Жопа не жопа, а доктор Конрой не так уж ошибался, говоря, что со временем Салл поймет старенькую мамасан. Самым главным было понять — нутром понять, — что мамасан здесь нет. Головой понять труда не составляло, но вот нутро у него упиралось, возможно, оттого, что его нутро выпотрошено в Донг-Ха, а такие штучки не могут не замедлить процесс понимания.
Он взял почитать несколько книг у доктора Конроя, а библиотекарь в госпитале достал ему еще парочку по межбиблиотечному абонементу. Из книг следовало, что старенькая мамасан в ее зеленых штанах и оранжевой блузе — это «выведенная вовне фантазия, которая служит облегчающим механизмом, который помогает ему преодолевать «вину оставшегося в живых» и «синдром посттравматического шока». Другими словами, она ему мерещится.
Но каковы бы ни были причины, его отношение к ней изменялось по мере того, как ее появления становились все более редкими. Теперь, когда она возникала, он при виде нее вместо отвращения или суеверного страха испытывал что-то похожее на радость. Ну, то, что чувствуешь, когда видишь старого друга, который уехал из родного городка, но иногда приезжает ненадолго погостить там.
* * *
Теперь он жил в Милфорде, городке, отстоящем от Харвича миль на двадцать по шоссе 1–95 и на много световых лет в разных других отношениях. Харвич, когда Салл жил там в детстве и дружил с Бобби Гарфилдом и Кэрол Гербер, был приятным пригородом с обилием деревьев. Теперь его родной городок стал одним из тех, куда по вечерам не ездят, — закопченным придатком Бриджпорта. Он все еще проводил там большую часть дня — на складе или в салоне («Салливан шевроле» уже четыре года подряд было золотозвездным предприятием), но обычно уходил в шесть часов вечера, а уж в семь наверняка, и ехал на север в Милфорд в своем демонстрационном «шевроле каприс». Обычно он уезжал с неосознанным, но очень подлинным ощущением благодарности.
В этот летний день он поехал от Милфорда по 1–95 на юг, как обычно, но в более позднее время и не свернул на съезд номер 9 «ЭШЕР-АВЕНЮ, ХАРВИЧ». Сегодня он повел свой синий с черными покрышками демо дальше на юг; его не переставало забавлять, как вспыхивали тормозные огни машин впереди, чуть только их водители замечали его в зеркале заднего вида… Они принимали его за полицейского — и ехал так до самого Нью-Йорка.
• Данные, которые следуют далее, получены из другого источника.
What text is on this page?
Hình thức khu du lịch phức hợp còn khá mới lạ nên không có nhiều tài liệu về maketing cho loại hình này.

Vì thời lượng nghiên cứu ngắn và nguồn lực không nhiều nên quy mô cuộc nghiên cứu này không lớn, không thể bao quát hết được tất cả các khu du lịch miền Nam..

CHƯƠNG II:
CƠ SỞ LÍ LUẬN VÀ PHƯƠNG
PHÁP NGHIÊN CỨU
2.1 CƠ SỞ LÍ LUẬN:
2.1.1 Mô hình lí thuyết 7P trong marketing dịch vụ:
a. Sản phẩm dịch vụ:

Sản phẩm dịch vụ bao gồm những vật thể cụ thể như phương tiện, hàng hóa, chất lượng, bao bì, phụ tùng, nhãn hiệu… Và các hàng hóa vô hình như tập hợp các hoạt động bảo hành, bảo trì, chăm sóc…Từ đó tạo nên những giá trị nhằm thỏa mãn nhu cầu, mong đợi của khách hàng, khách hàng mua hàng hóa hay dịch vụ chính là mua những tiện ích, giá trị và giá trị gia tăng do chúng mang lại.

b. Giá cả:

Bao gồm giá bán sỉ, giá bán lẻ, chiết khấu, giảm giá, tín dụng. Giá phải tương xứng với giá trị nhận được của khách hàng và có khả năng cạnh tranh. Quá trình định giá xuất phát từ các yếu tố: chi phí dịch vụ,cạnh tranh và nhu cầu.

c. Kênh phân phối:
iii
Машину он оставил в салоне Арни Моссберга в Вест-Сайде (когда торгуешь «шевроле», проблем с парковкой не возникает — одна из приятностей этого бизнеса), по дороге через город рассматривал витрины, съел бифштекс в «Палм-То», а потом отправился на похороны Пейгано.
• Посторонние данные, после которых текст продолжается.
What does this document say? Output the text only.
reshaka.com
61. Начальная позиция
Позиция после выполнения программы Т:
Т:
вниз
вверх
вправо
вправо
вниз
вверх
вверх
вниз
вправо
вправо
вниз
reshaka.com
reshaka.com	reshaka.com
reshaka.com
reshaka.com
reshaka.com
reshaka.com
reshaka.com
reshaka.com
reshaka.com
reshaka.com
Пейг тоже был на месте падения вертолетов в то утро, одним из ребят, попавших в заключительную засаду, когда сам Салл не то наступил на мину, не то порвал проволочку и взорвал прикрепленный к дереву заряд. Человечки в черных пижамах тут же вдарили по ним. На тропе Пейг ухватил Волленски, когда Волленски получил пулю в горло. Он дотащил Волленски до поляны, но Волленски был уже мертв. Пейг, конечно, был залит кровью Волленски (собственно, этого Салливан не помнил, к тому моменту он уже горел в собственном аду), но, наверное, Пейг испытывал только облегчение, поскольку эта кровь закрасила ту кровь, еще не совсем запекшуюся: Пейгано ведь был так близко, что его всего забрызгало, когда Слоуком застрелил дружка Мейлфанта. Забрызгало кровью Клемсона, забрызгало мозгом Клемсона.
Салл никогда ни словом не обмолвился о том, что произошло с Клемсоном в деревне, — ни доктору Конрою, никому другому. Он ушел в глухую. Все они ушли в глухую.
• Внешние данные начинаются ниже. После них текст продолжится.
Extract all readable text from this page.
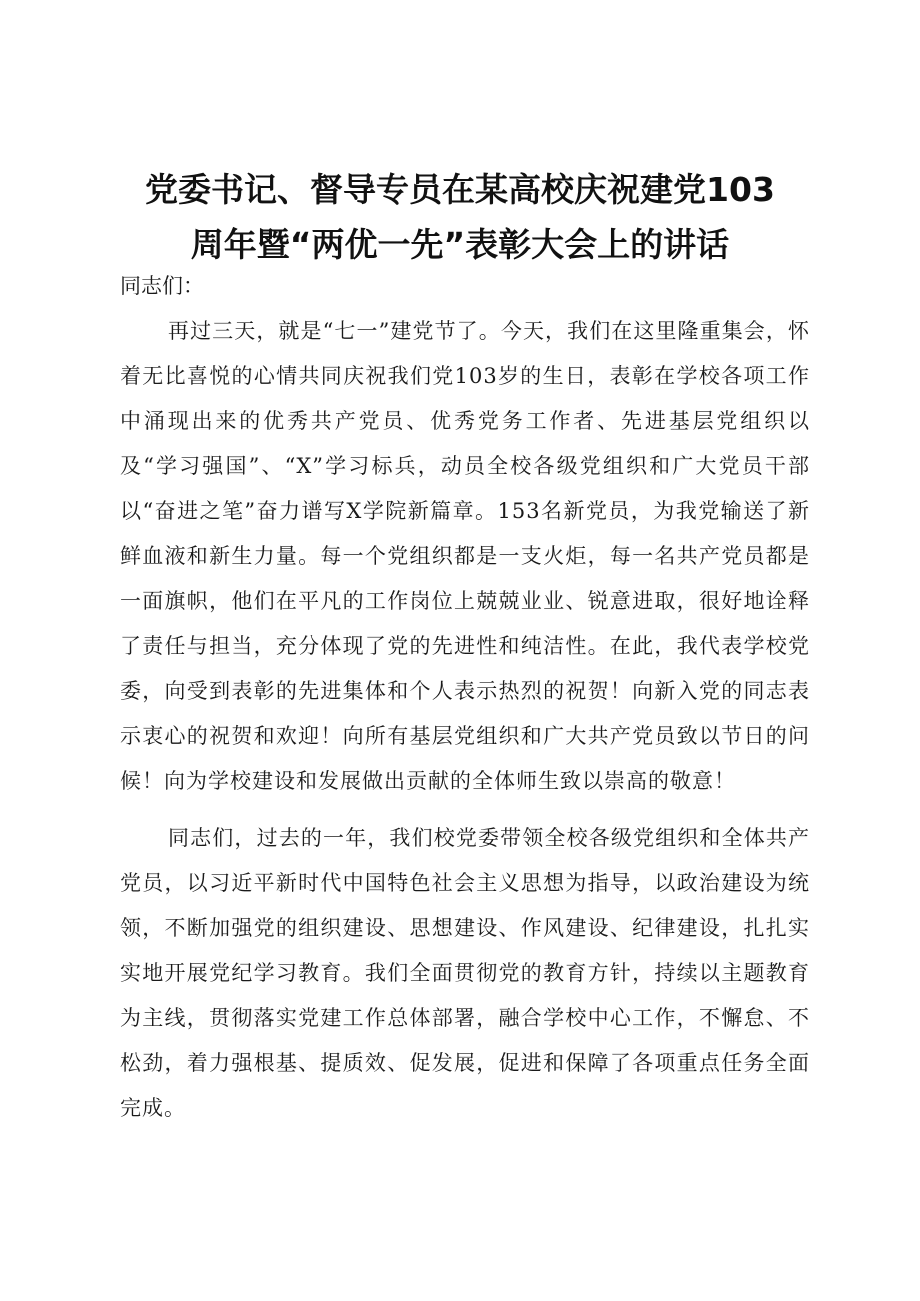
党委书记、督导专员在某高校庆祝建党103
周年暨“两优一先”表彰大会上的讲话

同志们：

再过三天，就是“七一”建党节了。今天，我们在这里隆重集会，怀着无比喜悦的心情共同庆祝我们党103岁的生日，表彰在学校各项工作中涌现出来的优秀共产党员、优秀党务工作者、先进基层党组织以及“学习强国”、“X”学习标兵，动员全校各级党组织和广大党员干部以“奋进之笔”奋力谱写X学院新篇章。153名新党员，为我党输送了新鲜血液和新生力量。每一个党组织都是一支火炬，每一名共产党员都是一面旗帜，他们在平凡的工作岗位上兢兢业业、锐意进取，很好地诠释了责任与担当，充分体现了党的先进性和纯洁性。在此，我代表学校党委，向受到表彰的先进集体和个人表示热烈的祝贺！向新入党的同志表示衷心的祝贺和欢迎！向所有基层党组织和广大共产党员致以节日的问候！向为学校建设和发展做出贡献的全体师生致以崇高的敬意！

同志们，过去的一年，我们校党委带领全校各级党组织和全体共产党员，以习近平新时代中国特色社会主义思想为指导，以政治建设为统领，不断加强党的组织建设、思想建设、作风建设、纪律建设，扎扎实实地开展党纪学习教育。我们全面贯彻党的教育方针，持续以主题教育为主线，贯彻落实党建工作总体部署，融合学校中心工作，不懈怠、不松劲，着力强根基、提质效、促发展，促进和保障了各项重点任务全面完成。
Пейг умер от рака. Когда умирал кто-нибудь из старых вьетнамских корешей Салла (ну ладно, были они не совсем корешами — по большей части дураки из дураков и совсем не такие, каких Салл назвал бы корешами, но они пользовались этим словом, потому что не придумано еще слово, чтобы обозначить, чем они были друг для друга), то словно бы причиной всегда был рак, или наркотики, или самоубийство. Рак обычно начинался в легких или в мозгу, а затем просто распространялся повсюду, будто все они потеряли свою иммунную систему там, в зелени. У Дика Пейгано это был рак поджелудочной железы — у него и у Майкла Линдона. Рак звезд. Гроб был открыт, и старина Пейг выглядел не так уж плохо. Жена поручила гробовщику обрядить его в строгий костюм, а не в форму. Вероятно, она вообще о форме не вспомнила, вопреки всем наградам, которые получил Пейгано. Пейг носил форму всего два-три года, и годы эти были как аберрация, как срок, отбытый в тюрьме за то, что в один невезучий момент ты сделал что-то, совсем тебе несвойственное, скорее всего пока был пьян. Например, убил кого-то в пьяной драке или тебе вдруг взбрело в башку поджечь церковь, где твоя бывшая жена занималась с учениками воскресной школы. Салл не представлял себе, чтобы хоть кто-нибудь из тех, с кем он служил — включая и его самого, — захотел бы, чтобы его похоронили в военной форме.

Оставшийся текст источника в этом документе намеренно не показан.